Montessori’s first international training course was given in 1913. At this point, Mario came to live with his mother and became her ardent supporter. From 1915-17, she did two tours of the US. She did a lecture at Columbia University. She also attended the World Fair, where a Montessori classroom constructed inside a glass house was put on display.

Montessori was still living in Rome during the rise of Fascism. Mussolini said to her, “I would like you to use your methodology to teach my philosophy.” She said, “No.” So he closed all the Montessori schools in Italy. Montessori left Italy and moved to Spain. In 1936, she fled Spain due to Civil War and moved to Holland, where the Pierson Family gave her a place to live (now the headquarters of Association Montessori Internationale AMI).
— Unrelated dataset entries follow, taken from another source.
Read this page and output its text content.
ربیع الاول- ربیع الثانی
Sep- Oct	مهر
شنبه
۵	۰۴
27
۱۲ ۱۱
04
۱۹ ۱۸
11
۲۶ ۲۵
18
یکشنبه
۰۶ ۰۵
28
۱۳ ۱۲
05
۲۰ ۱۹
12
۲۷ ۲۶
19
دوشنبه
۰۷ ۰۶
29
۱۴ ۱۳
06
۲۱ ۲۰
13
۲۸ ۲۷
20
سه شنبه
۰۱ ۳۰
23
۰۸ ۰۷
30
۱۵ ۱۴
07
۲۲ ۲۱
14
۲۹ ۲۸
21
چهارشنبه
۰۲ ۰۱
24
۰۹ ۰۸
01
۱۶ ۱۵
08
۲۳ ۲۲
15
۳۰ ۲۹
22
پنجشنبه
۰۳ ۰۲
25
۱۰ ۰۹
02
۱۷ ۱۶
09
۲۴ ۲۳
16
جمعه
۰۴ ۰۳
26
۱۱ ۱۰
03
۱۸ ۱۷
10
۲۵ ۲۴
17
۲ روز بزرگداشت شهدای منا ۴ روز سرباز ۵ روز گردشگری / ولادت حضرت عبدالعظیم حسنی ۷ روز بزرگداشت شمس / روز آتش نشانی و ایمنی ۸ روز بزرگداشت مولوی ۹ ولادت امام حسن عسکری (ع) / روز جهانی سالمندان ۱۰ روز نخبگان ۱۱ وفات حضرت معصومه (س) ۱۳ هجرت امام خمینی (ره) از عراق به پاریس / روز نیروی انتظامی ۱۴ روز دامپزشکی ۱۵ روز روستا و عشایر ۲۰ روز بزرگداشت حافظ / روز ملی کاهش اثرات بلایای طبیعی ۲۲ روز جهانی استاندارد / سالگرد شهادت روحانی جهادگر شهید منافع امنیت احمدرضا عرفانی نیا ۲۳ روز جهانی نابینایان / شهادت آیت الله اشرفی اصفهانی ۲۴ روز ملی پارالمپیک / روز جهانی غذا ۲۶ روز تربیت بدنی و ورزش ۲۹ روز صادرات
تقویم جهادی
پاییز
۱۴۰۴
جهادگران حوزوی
In 1929, her supporters started Association Montessori Internationale. In 1939, she was invited by the theosophists to go to India to give lectures. When she arrived in India, because she and Mario had Italian passports, they were considered enemies of the state and could not leave. So between 1940-1945, she stayed in India where she trained thousands of people in India and Sri Lanka.

In 1945, when WWII ended, she went back to Holland. In 1946, she went back to India. In 1947, she went back to Holland again. For many years thereafter, she was very active in helping school start up again in war-torn Europe. On May 6, 1952, while discussing plans with Mario to train teachers in Africa, she died. Montessori was 82 years old.